I have not punctured on the ride so I'd say that no, there is not a lot of puncture causing debris.


----------



## [email protected] (Feb 21, 2007)

Rest stops every ten miles
Full use of a lane for most of the course
Cops at every intersection so virtually no cops
4500 riders in a mass start event
Pancake breakfast around mile 60 (never stopped tho)
Chip timing
Best century I've ever done.


----------



## Tumbleweed (Jun 6, 2005)

Agree that it's an enjoyable century. Couple hike-a-bikes; controlled intersections; great support; fantastic finish area and post-ride fiesta. My memories from a few years ago.
Remember you're in desert so keep hydrated. Also, Hotel Congress is a great place to stay, but be sure it's a garden room and not over the club. And do not forget Barrio Brewery.


----------



## rward325 (Sep 22, 2008)

One of the best organized rides I have attended over the years. The one thing I didn't like was the hike a bike across the river bed. If I ever do this again I will change pedals and wear MTB shoes for it to make this transition easier.


----------



## dysfunction (Apr 2, 2010)

rward325 said:


> One of the best organized rides I have attended over the years. The one thing I didn't like was the hike a bike across the river bed. If I ever do this again I will change pedals and wear MTB shoes for it to make this transition easier.

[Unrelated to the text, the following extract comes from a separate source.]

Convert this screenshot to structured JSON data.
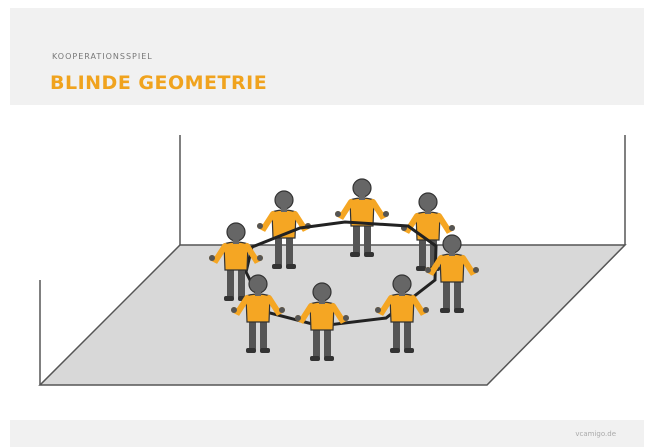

This is true. Makes me question my speedplays every time I stand there kicking the curb to clear them out after the HAB. It is tradition though.


----------



## jayteepee (Jun 11, 2011)

It's definitely the most well organized century I've ever ridden. The traffic control is awesome. I've done it twice so far, and am planning to ride it again this year. 

As dysfunction mentioned, Speedplay Zeros or X series are probably not the best choice when doing this ride. I used Frogs the second time I rode it which eliminated a lot of frustration.

The first time I did it, I was really obsessed with my finish time, and since they only look at "gun time" I wanted to be as close as I could to the start line. I got there at 3 am and I couldn't believe the number of people that were already lined up. 

It's pretty damn chilly at that early hour, but by the finish, the temps were in the 80's. Didn't have any issues with punctures, but then I'm extremely lucky in this regard, in that I've *never* had a flat on any organized century, or double century. Of course now that I've said that, I've probably jinxed myself for the upcoming Portland Century.


----------



## [email protected] (Feb 21, 2007)

The portages across the washes only add to the mystique of the ride. The speedplay blockage does stink though...


----------